Today I flew to Auckland. Thrilling, huh? It gets better. I flew to Auckland to learn about concrete. I kid you not. I was sent off charged with the task of learning two interesting things about concrete, and I did. But later.

Auckland is close enough to Northland, where I grew up, to have the same topography and the same plants. They have the Christmas trees up in the airport, but what really makes me think of Christmas, that you don't see so much here, is the flowering manuka. It looks like it has snow on it, and made me feel all sentimental. So I'm sitting in a taxi with a farting African driver*, listening to Kenny Rogers and getting dewy-eyed over shrubs. Then I saw some kikuyu (which you -never- see here) and I was almost overwhelmed. To the point where, when Kenny changed to Elton doing his tribute to Diana, and he sang the bit that goes "..and your footsteps will always fall here along England's greenest hills.." I had to turn away and wipe away a tear. Please shoot me now.
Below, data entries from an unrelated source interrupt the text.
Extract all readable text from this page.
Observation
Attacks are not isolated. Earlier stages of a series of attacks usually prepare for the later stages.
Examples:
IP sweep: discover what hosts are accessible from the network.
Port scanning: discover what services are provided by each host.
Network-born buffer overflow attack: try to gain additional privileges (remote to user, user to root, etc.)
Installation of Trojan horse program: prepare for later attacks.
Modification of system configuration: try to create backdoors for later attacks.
But seriously, I was really transported by strong imagery brought on through looking at plants. And, being able to see a long way because there are no hills in the way. It wrenched, in my insides, and I was 13 again for a while. 13 was cool. I got my first horse (read: independence to explore the world) at 13..
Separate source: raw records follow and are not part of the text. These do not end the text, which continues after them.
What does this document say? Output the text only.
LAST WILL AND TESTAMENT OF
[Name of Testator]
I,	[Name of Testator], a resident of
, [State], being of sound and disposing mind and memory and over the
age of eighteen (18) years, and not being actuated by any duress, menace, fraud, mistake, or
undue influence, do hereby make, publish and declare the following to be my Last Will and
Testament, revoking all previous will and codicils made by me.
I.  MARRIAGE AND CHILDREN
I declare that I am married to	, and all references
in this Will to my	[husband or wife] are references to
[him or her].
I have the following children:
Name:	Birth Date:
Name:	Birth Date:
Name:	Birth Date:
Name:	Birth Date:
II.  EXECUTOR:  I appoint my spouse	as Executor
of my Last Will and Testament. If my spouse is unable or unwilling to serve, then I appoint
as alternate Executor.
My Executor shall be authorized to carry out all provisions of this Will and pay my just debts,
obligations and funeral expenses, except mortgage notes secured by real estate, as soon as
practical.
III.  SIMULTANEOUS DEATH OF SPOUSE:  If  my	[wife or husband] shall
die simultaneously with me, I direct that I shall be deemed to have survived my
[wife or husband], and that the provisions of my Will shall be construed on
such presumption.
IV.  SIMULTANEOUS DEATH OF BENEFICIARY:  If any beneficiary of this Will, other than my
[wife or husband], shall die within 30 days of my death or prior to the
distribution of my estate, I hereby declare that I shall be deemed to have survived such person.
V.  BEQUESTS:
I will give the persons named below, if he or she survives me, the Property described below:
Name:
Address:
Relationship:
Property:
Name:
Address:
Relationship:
*Yes, I know it was him because it wasn't me and there were only two of us in the car.

OK, so the concrete seminar was run by a guy who every now and THEN randomly shouted WORDS, CAUSING everyone to JUMP wildly in their CHAIRS AND not be able to SNOOZE at ALL!!! He also finished every sentence by slurping breath in through his teeth and occasionally made a choking kind of noise as if he was trying to breathe and hiccup at the same time. I used to have this problem at school, too. I'd be so busy being distracted by the mannerisms and foibles of the teacher that what they were saying didn't even register. I blame Mr Brannigan's Irish accent for my low B Bursary in Chemistry. But I digress.
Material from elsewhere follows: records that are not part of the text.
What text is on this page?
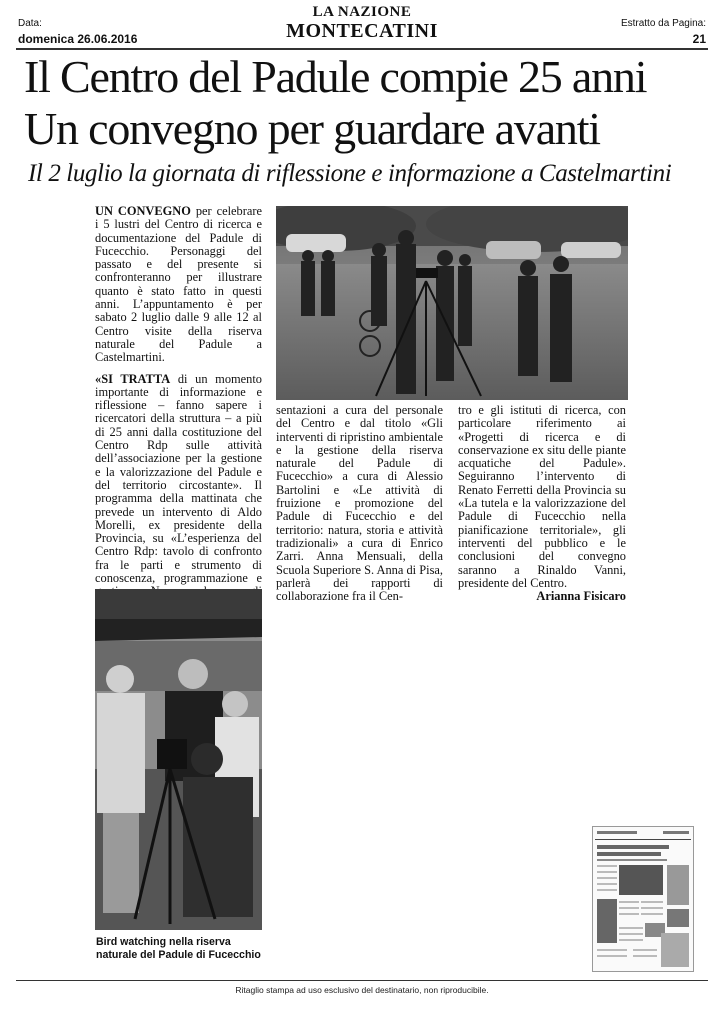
Data:
domenica 26.06.2016
LA NAZIONE
MONTECATINI	Estratto da Pagina:
21
Il Centro del Padule compie 25 anni
Un convegno per guardare avanti
Il 2 luglio la giornata di riflessione e informazione a Castelmartini

UN CONVEGNO per celebrare i 5 lustri del Centro di ricerca e documentazione del Padule di Fucecchio. Personaggi del passato e del presente si confronteranno per illustrare quanto è stato fatto in questi anni. L’appuntamento è per sabato 2 luglio dalle 9 alle 12 al Centro visite della riserva naturale del Padule a Castelmartini.

«SI TRATTA di un momento importante di informazione e riflessione – fanno sapere i ricercatori della struttura – a più di 25 anni dalla costituzione del Centro Rdp sulle attività dell’associazione per la gestione e la valorizzazione del Padule e del territorio circostante». Il programma della mattinata che prevede un intervento di Aldo Morelli, ex presidente della Provincia, su «L’esperienza del Centro Rdp: tavolo di confronto fra le parti e strumento di conoscenza, programmazione e

sentazioni a cura del personale del Centro e dal titolo «Gli interventi di ripristino ambientale e la gestione della riserva naturale del Padule di Fucecchio» a cura di Alessio Bartolini e «Le attività di fruizione e promozione del Padule di Fucecchio e del territorio: natura, storia e attività tradizionali» a cura di Enrico Zarri. Anna Mensuali, della Scuola Superiore S. Anna di Pisa, parlerà dei rapporti di collaborazione fra il Cen-

tro e gli istituti di ricerca, con particolare riferimento ai «Progetti di ricerca e di conservazione ex situ delle piante acquatiche del Padule». Seguiranno l’intervento di Renato Ferretti della Provincia su «La tutela e la valorizzazione del Padule di Fucecchio nella pianificazione territoriale», gli interventi del pubblico e le conclusioni del convegno saranno a Rinaldo Vanni, presidente del Centro.

Arianna Fisicaro
Bird watching nella riserva
naturale del Padule di Fucecchio
Ritaglio stampa ad uso esclusivo del destinatario, non riproducibile.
Despite his 'impediments', this guy managed to be relatively entertaining, and I managed to learn my obligatory 2 interesting things:

1. The Colisseum is made of concrete (indeed I did not know this and I'm not ashamed so yah).
2. If you add sugar to concrete, it slows its setting time.

Amazed? I was. I didn't think concrete could be that interesting.

Also, a shearing plant fell out of the sky today and I met someone who fences in counterpoint. The pieces are falling together. At this rate I should be set up by the end of the week. Why do I get the feeling this is supposed to happen?